The U.S. ISM Manufacturing Index rose to 54 in May (expected: 53; previous: 52.7), reaching a four-year high and marking the fifth consecutive month of expansion, driven by surging orders fueled by AI infrastructure investment and inventory restocking. However, the conflict in Iran pushed up oil prices and raw material costs; the ISM Manufacturing Prices Paid Index stood at 82.1, slightly down but still near its highest level since 2022.
U.S. manufacturing has regained momentum amid a surge in artificial intelligence (AI) investment and stabilizing trade policies, with activity in May expanding at the fastest pace in four years. However, soaring supply chain costs triggered by the conflict in Iran are emerging as a significant risk.
Data released Monday by the Institute for Supply Management (ISM) showed that the U.S. Manufacturing PMI rose by 1.3 percentage points to 54 in May, remaining in expansion territory (above 50) for the fifth consecutive month.

New orders accelerated to a four-month high, and production rebounded in tandem, with nearly all manufacturing subsectors reporting growth. The ISM Manufacturing New Orders Index stood at 56.8 in May, exceeding the forecast of 54.8 and up from April’s reading of 54.1.
Beneath the strong headline figures, however, inflationary pressures are intensifying, as the conflict in Iran drives up oil prices and raw material costs. The ISM Manufacturing Prices Paid Index came in at 82.1 in May, below the expected 85 but slightly down from April’s 84.6. Although the ISM price component edged lower, it remains near its highest level since 2022.
The ISM Manufacturing Employment Index rose to 48.6 in May, above the forecast of 48.4 and up from April’s 46.4. While employment conditions improved somewhat in May, the index still indicates a continued decline in employment. The government’s monthly jobs report is scheduled for release on Friday.

Last week’s data showed that the Federal Reserve’s preferred inflation gauge rose 3.8% year-over-year in April—nearly double the central bank’s target and the fastest pace since 2023—suggesting that persistent cost pressures could further transmit to consumer prices.
Stockpiling and AI demand boost orders
Nearly all manufacturing industries reported growth this month, including printing, textiles, electrical equipment, and plastics, with only wood products contracting.
Behind the recovery in manufacturing demand lies a degree of short-term stockpiling behavior. Some customers placed advance orders to hedge against anticipated future price increases, artificially inflating current order volumes to some extent. Meanwhile, ongoing investment in AI infrastructure has driven higher demand for related electronic components.

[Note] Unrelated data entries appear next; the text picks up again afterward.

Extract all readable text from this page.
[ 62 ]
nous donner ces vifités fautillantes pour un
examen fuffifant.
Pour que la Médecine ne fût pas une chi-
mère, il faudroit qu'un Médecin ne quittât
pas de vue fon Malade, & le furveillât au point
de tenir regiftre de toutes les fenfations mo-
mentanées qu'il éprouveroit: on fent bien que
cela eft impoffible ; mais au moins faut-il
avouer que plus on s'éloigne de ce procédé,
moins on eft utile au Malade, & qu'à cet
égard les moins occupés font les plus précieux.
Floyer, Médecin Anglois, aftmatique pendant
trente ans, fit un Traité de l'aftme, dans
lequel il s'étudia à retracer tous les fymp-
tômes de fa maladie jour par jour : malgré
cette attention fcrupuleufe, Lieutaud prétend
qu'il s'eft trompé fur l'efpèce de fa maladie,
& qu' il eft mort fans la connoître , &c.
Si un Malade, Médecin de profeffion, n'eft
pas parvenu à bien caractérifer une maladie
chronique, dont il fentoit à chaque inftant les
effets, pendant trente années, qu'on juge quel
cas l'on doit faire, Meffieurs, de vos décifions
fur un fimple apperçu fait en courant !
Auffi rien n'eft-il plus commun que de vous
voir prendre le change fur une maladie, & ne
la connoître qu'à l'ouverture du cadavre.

A manufacturer of computers and electronic products commented in the ISM survey: "Prices for multiple product categories continue to rise—partly due to strong demand for electronic components driven by data center construction, and partly because the war in Iran has reduced the supply of oil and petroleum-based products."
The chemical products industry reported that sales in April continued to grow by 15%, but raw material costs have broadly increased, and fuel surcharges in import-export logistics have risen significantly. "We remain cautiously optimistic about the outlook, provided that global economic conditions stabilize and the conflict in Iran is resolved."
Import and export indices expanded in tandem in May, with the inventory sub-index rising to a one-year high.
The conflict in Iran and oil prices constitute core cost risks.
Although oil prices have retreated from their peak, they remain substantially above pre-war levels, eroding manufacturers’ profit margins across the board and prolonging supply chain cycles. The ISM Supplier Deliveries Index remains at its highest level since 2022, reflecting the persistent disruption to logistics efficiency caused by war-related disturbances.
Industries across the board reported significant cost pressures in the survey.
The transportation equipment sector stated: "The conflict in Iran has begun to exert a direct and negative impact on supply chain costs, with oil prices and related commodity prices continuing to rise."
The food, beverage, and tobacco products industry noted that diesel costs are severely impacting profitability, while uncertainty surrounding tariff refund policies has created confusion.
The machinery industry warned that the Middle East conflict is causing shipment delays and uncertainty, adding, "Persistently high gasoline prices and inflation will inevitably affect our procurement decisions."